In so many circumstances, some sort of adaptation tuning flavors are highly recommended to improve the tracking filter performance. The efficacy of the most prevailing Kalman tracking filter based on Singer model has been presented in detail in this work. This popular tracking scheme is usually modeled by a third-order dynamic model in which the maneuver acceleration variable can be modeled by a first-order Gauss-Markov process through which the desired corresponding autocorrelation function and statistical characteristics can be attained. However, this tracking model incurred the problem of tracking both maneuvering and nonmaneuvering targets with the same degree of activity when the input excitation strength is chosen to be large. On the other hand, the filter performance becomes inaccurate and unacceptable and may loose the target when the same statistical attribute is chosen to be very small. Hencefore, a successful adaptive methodology is proposed to remedy such dilemmas and render the tracking filter performance to be sufficiently expedient against any sudden changes in the tracking scenario. This suggested technique facilitates the adaptation demands through investigating another appropriate dynamic model for the same problem at a hand, and by a justified addition of a bias term to account for the model discrepancy and ill matching.
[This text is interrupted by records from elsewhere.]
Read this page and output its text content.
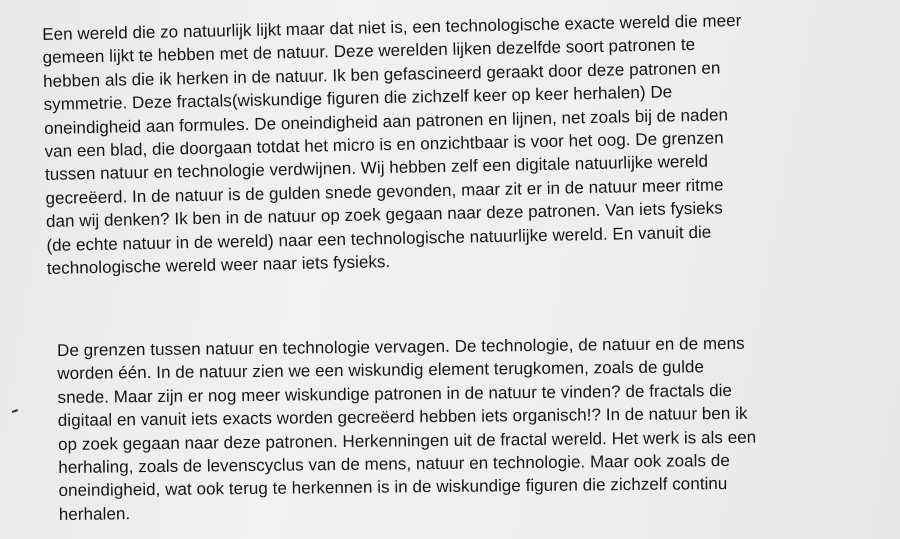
Een wereld die zo natuurlijk lijkt maar dat niet is, een technologische exacte wereld die meer
gemeen lijkt te hebben met de natuur. Deze werelden lijken dezelfde soort patronen te
hebben als die ik herken in de natuur. Ik ben gefascineerd geraakt door deze patronen en
symmetrie. Deze fractals(wiskundige figuren die zichzelf keer op keer herhalen) De
oneindigheid aan formules. De oneindigheid aan patronen en lijnen, net zoals bij de naden
van een blad, die doorgaan totdat het micro is en onzichtbaar is voor het oog. De grenzen
tussen natuur en technologie verdwijnen. Wij hebben zelf een digitale natuurlijke wereld
gecreëerd. In de natuur is de gulden snede gevonden, maar zit er in de natuur meer ritme
dan wij denken? Ik ben in de natuur op zoek gegaan naar deze patronen. Van iets fysieks
(de echte natuur in de wereld) naar een technologische natuurlijke wereld. En vanuit die
technologische wereld weer naar iets fysieks.

De grenzen tussen natuur en technologie vervagen. De technologie, de natuur en de mens
worden één. In de natuur zien we een wiskundig element terugkomen, zoals de gulde
snede. Maar zijn er nog meer wiskundige patronen in de natuur te vinden? de fractals die
digitaal en vanuit iets exacts worden gecreëerd hebben iets organisch!? In de natuur ben ik
op zoek gegaan naar deze patronen. Herkenningen uit de fractal wereld. Het werk is als een
herhaling, zoals de levenscyclus van de mens, natuur en technologie. Maar ook zoals de
oneindigheid, wat ook terug te herkennen is in de wiskundige figuren die zichzelf continu
herhalen.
This unknown bias term is related to the target dynamic states by using an appropriately defined bias transition matrix, and hence can be processed and estimated through the use of another Kalman filter which entails a rather simply derived dynamic model for the bias term. This bias estimate is accordingly invested to correct the bias unknown state estimate through conducting recursive linear relations of the sensitivity matrices which are determined in a suitable fashion to reflect the effect of the bias estimate. The developed adaptive tracking technique, which will be called as " Bias-Removal (BR) technique", is evaluated using different target track conditions simulated on computer. The final results and comparisons, with Singer tracking model and bank of 3-Kalman adaptive approach, show great tracking accuracy improvements. Finally, the proposed adaptive tracking policy does not require a huge computational burdens, and thus seems to be a better candidate for the on-line critical applications than the aforementioned tracking techniques.